May 23 (Compass Direct) — An Iranian Christian who converted from Islam 33 years ago is under arrest and interrogation in northern Iran, where secret police have held him incommunicado for the past three weeks.

Ali Kaboli, 51, was taken into custody on May 2 from his workshop in Gorgan, capital of Iran’s northern province of Golestan. With the exception of one brief telephone call, he has been refused contact with any visitors.

To date no charges have been filed against Kaboli, who has been threatened in the past with legal prosecution for holding “illegal” religious meetings in his home. He could also be charged for converting to Christianity, which under Iran’s apostasy laws calls for the death penalty.

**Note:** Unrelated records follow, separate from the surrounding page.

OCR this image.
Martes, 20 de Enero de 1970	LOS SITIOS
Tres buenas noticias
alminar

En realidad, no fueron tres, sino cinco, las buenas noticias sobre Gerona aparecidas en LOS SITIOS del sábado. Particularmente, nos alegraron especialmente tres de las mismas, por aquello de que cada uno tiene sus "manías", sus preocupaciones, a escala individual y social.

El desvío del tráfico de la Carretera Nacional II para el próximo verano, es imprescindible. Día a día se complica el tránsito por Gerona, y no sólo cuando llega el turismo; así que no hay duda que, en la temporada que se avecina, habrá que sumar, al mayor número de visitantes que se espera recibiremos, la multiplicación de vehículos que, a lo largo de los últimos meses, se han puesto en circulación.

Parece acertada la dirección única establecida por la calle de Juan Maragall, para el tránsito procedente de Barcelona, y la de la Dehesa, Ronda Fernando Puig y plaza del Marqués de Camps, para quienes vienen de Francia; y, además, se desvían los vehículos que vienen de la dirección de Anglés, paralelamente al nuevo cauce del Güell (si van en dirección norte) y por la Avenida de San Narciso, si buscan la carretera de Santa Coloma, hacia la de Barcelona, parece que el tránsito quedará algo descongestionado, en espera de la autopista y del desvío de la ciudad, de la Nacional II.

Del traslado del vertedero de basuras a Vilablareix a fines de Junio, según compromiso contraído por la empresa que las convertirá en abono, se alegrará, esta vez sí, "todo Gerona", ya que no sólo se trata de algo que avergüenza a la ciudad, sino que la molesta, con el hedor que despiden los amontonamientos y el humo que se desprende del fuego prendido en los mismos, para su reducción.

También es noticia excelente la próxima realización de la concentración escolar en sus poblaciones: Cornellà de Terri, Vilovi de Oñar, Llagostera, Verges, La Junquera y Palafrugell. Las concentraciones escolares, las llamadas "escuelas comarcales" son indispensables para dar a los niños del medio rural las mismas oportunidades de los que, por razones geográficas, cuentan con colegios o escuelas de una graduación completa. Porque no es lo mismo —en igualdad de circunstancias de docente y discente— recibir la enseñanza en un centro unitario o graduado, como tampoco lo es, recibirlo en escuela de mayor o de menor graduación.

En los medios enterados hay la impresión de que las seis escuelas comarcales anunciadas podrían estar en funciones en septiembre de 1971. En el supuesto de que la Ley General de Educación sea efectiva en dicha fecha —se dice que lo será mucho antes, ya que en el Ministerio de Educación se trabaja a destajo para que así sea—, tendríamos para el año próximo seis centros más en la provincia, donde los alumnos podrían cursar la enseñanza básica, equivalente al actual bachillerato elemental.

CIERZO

Since Kaboli’s arrest three weeks ago, a number of the Christians attending Kaboli’s house-church have been called in by the police and questioned, one by one.

Kaboli is married with five grown children; his family has declined to comment on the situation.

A carpenter by trade, Kaboli has for decades hosted house church meetings in his home, which was once burned down by unidentified arsonists. Much of his spare time has been spent as an itinerant evangelist, leading small meetings for worship, Bible study and discipleship in various towns and cities along the Caspian Sea coast.

He has been threatened, arrested and interrogated numerous times for his Christian activities. Twelve years ago, he received verbal threats that he was an apostate who should be killed.

More than once local police have ordered him for months to stay within the city limits of Gorgan and sign in daily at police headquarters.

“Everyone knew that his house was under control [police surveillance] for many years,” an Iranian Christian now living abroad said. “They even pushed him to leave the country about three years ago, but he told them he preferred to stay inside the country, even if it meant living in an Iranian jail.”

“He loves Jesus very much,” said an Iranian pastor who has known Kaboli since his conversion to Christ as a teenager in Tehran. Another Christian added: “And he is very bold.”

Relentless Intimidation

According to outside observers close to the mushrooming Protestant house church movement inside Iran, local authorities and police interrogators in the Golestan and Mazandaran provinces of northern Iran have been “notoriously difficult” for their tough stance against converts to Christianity.

Six months ago, another Muslim convert to Christianity was stabbed to death in nearby Gonbad-e-Kavus, 60 miles from Gorgan. The body of Ghorban Dordi Tourani, 53, was thrown in front of his home a few hours after he was arrested from his home on November 22, 2005.

Since last year’s election of Iranian President Mahmoud Ahmadinejad, Iranian authorities have ratcheted up their pressures against the handful of remaining Protestant congregations still allowed to meet in official church buildings.

Nearly two years ago, local Protestant denominations had been ordered to cut their ties with any house church groups meeting throughout the country. Government officials warned that such fellowships were holding “illegal religious meetings” and would be duly prosecuted.

Since then, church leaders have been under relentless intimidation to compromise with government investigators by providing the names of their members, particularly any who are converts from Islam.

“So they must either give the police these names, or resign from pastoral ministry – or give up and leave the country,” one Iranian Christian told Compass. “Well actually,” he continued, “there is a fourth alternative: they can go to prison.”

It was lay pastor Hamid Pourmand’s refusal to compromise his Christian faith that landed him in jail in September 2004. Another long-term convert from Islam, the former army colonel is serving a three-year jail term at Tehran’s Evin Prison for allegedly “concealing” his conversion to Christianity from the Iranian military.